The Suneung is a standardized test much like the American SAT, only the five-part, multiple-choice exam takes nearly eight hours to complete, and the importance that Korean society places on it makes it far more intense.
Police escort students, younger students cheerlead, parents pray, businesses start late so students can commute easily to exam sites, and even commercial flights are left circling until key parts of the exam are over.
The national exam largely defines the future of students in this highly competitive society where more than 80 percent of high school graduates enter college. “A degree from a second-rate university is not enough,” said Minwoo Oh, who took the test for the fourth year and believes an entrance to a prominent university is crucial for his career. “I studied 11 hours every single day, slept only six hours or less.”
The big day started with tens of thousands of police patrolling the 1,257 exam centers nationwide. Business hours nationwide, including the stock market, began an hour late so that city traffic would clear up for students on the way to the exam sites. Students who did get stuck in traffic were allowed to call emergency numbers to request police escort rides before gates close at 8:10 a.m.
Sophomore and junior students, in accordance to tradition, lined up at the gates chanting good luck messages and handing out hot coffee or snacks. Churches and temples were filled with parents praying throughout the day for good results.

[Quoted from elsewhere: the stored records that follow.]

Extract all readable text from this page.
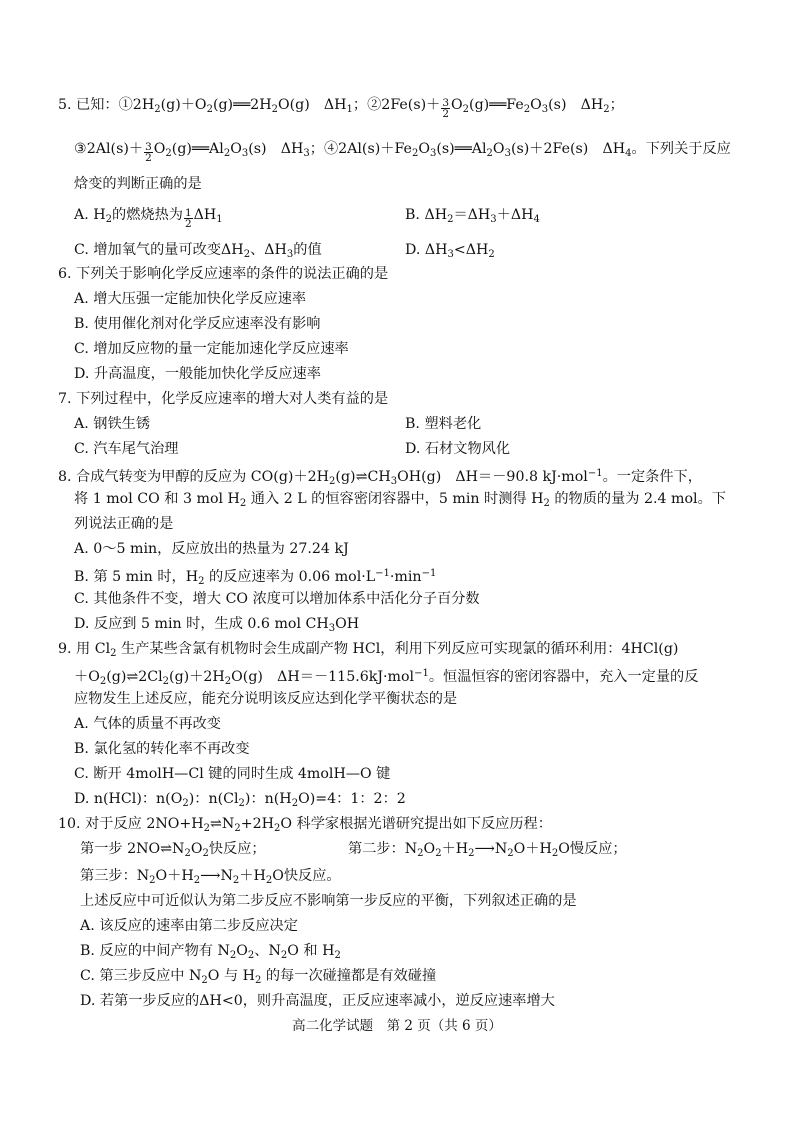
5. 已知：$①2H_2(g)+O_2(g)══2H_2O(g)$　$\Delta H_1$；②2Fe(s)＋ $\frac{3}{2}$ $O_2(g)══Fe_2O_3(s)$　$\Delta H_2$；
③2Al(s)＋ $\frac{3}{2}$ $O_2(g)══Al_2O_3(s)$　$\Delta H_3$；$④2Al(s)+Fe_2O_3(s)══Al_2O_3(s)+2Fe(s)$　$\Delta H_4$。下列关于反应
焓变的判断正确的是
A. $H_2$的燃烧热为 $\frac{1}{2} \Delta H_1$	B. $\Delta H_2=\Delta H_3+\Delta H_4$
C. 增加氧气的量可改变$\Delta H_2$、$\Delta H_3$的值	D. $\Delta H_3<\Delta H_2$
6. 下列关于影响化学反应速率的条件的说法正确的是
A. 增大压强一定能加快化学反应速率
B. 使用催化剂对化学反应速率没有影响
C. 增加反应物的量一定能加速化学反应速率
D. 升高温度，一般能加快化学反应速率
7. 下列过程中，化学反应速率的增大对人类有益的是
A. 钢铁生锈	B. 塑料老化
C. 汽车尾气治理	D. 石材文物风化
8. 合成气转变为甲醇的反应为 $CO(g)+2H_2(g)\rightleftharpoons CH_3OH(g)$　ΔH＝－90.8 kJ·mol$^{-1}$。一定条件下，
将 1 mol CO 和 3 mol $H_2$ 通入 2 L 的恒容密闭容器中，5 min 时测得 $H_2$ 的物质的量为 2.4 mol。下
列说法正确的是
A. 0～5 min，反应放出的热量为 27.24 kJ
B. 第 5 min 时，$H_2$ 的反应速率为 0.06 $mol\cdot L^{-1}\cdot\min^{-1}$
C. 其他条件不变，增大 CO 浓度可以增加体系中活化分子百分数
D. 反应到 5 min 时，生成 0.6 mol $CH_3OH$
9. 用 $Cl_2$ 生产某些含氯有机物时会生成副产物 HCl，利用下列反应可实现氯的循环利用：4HCl(g)
$+O_2(g)\rightleftharpoons 2Cl_2(g)+2H_2O(g)$　ΔH＝－115.6kJ·mol$^{-1}$。恒温恒容的密闭容器中，充入一定量的反
应物发生上述反应，能充分说明该反应达到化学平衡状态的是
A. 气体的质量不再改变
B. 氯化氢的转化率不再改变
C. 断开 4molH—Cl 键的同时生成 4molH—O 键
D. n(HCl)：$n(O_2)$：$n(Cl_2)$：$n(H_2O)=4$：1：2：2
10. 对于反应 $2NO+H_2\rightleftharpoons N_2+2H_2O$ 科学家根据光谱研究提出如下反应历程：
第一步 $2NO\rightleftharpoons N_2O_2$快反应；	第二步：$N_2O_2+H_2⟶N_2O+H_2O$慢反应；
第三步：$N_2O+H_2⟶N_2+H_2O$快反应。
上述反应中可近似认为第二步反应不影响第一步反应的平衡，下列叙述正确的是
A. 该反应的速率由第二步反应决定
B. 反应的中间产物有 $N_2O_2$、$N_2O$ 和 $H_2$
C. 第三步反应中 $N_2O$ 与 $H_2$ 的每一次碰撞都是有效碰撞
D. 若第一步反应的ΔH<0，则升高温度，正反应速率减小，逆反应速率增大
高二化学试题　第 2 页（共 6 页）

To ensure students take the test in a silent surrounding, South Korean military delayed or cancelled air force drills and live-firing exercises for the day. The Transportation Ministry also banned airport landings and departures for 40 minutes starting at 1 p.m., not to disturb students taking the English listening comprehension test.
Preparation for the exam start from an early age and parents invest enormous amount of time and money to provide extra education. Last year, South Korean parents spent $17.5 billion on additional tuition outside of the regular school curriculum, equivalent to almost 1.5 percent of the national GDP, according the Education Ministry.
Pressure for a college degree is so intense that news of students suffering from depression and committing suicide before and after the exam has been an annual ordeal. There were past reports of students jumping from apartments or hanging themselves during the week of the national exams, according to South Korean media.
The night after the exam is a festival for the students and their families with restaurants offering discounts and special menus, including McDonald’s “exam student package” of nine menus for just $10. Nightclubs waive entrance fees to all flashing their exam registration IDs.